If the wind was stronger, you could hear the wind on the foam, though it continued to prevent that horrible boom sound of wind hitting the mic directly.
For outdoor work with little wind almost anything will do as long as it is essentially “transparent” to sound and stops the wind from hitting the microphone.
The benefit of “fur” is that it moves when wind hits it thus dispersing the energy rather than creating sound.
Avoid anything that is too thick or dense as it will absorb too much sound - in most cases making the sound dull.
The trouble with most fake fur (or real fur) is that the backing is too dense.
I’m trying to remember who around me made a custom wind shield for his own microphone… It has to be loose so as not to attenuate high frequencies. It can’t sound like you’re listening through a wool sock.
Oh, and it’s “Gaffer’s Tape” which has a cloth fabric backing. Duct Tape has a plastic backing and will melt around theatrical lighting.
And either are suitable for this application, though as I have a copious supply of Gaffa (Gaffer, Gaffer’s, Gaff) tape, that’s what I used.

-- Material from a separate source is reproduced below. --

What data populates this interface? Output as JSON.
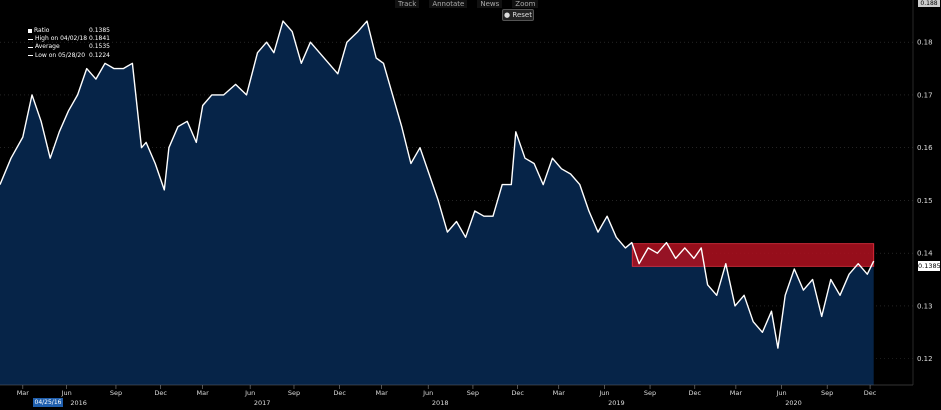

Drifting further off topic; long before becoming a brand name, the term “duck” referred to a light waterproof cotton canvas material. “Ducking” was a tight weave canvas (“cotton duck” or “duck cloth”), treated with wax or oil to make it repel water for use as tent material, hence “duck paulin”.
Drifting back again; blowing on it is probably not a very good test. The wind effect that comprehensively destroys a show is the low end roar of wind hitting the diaphragm. Even a very thin material (such as ladies stockings) should significantly reduce that effect, much in the way that a vocal pop shield works. It may be worth waiting for the weather to improve before continuing tests.
It would look gawd-awful ugly, but you could make a cage around the microphone from bent metal clothes hangers and then stretch two coverings of ladies’ panty hose over it. Effectively making an all-direction pop and blast filter. It should have near zero effect on the pattern or frequency response.
I heard from the production guy on the fourth floor.
“It was a loofah washcloth that you could put your hand inside. I just slipped the recorder inside. I
found that the loofah material was fairly acoustically transparent, though not as much so as a proper zeppelin fur which is what will do the best job. Your mileage may vary of course.”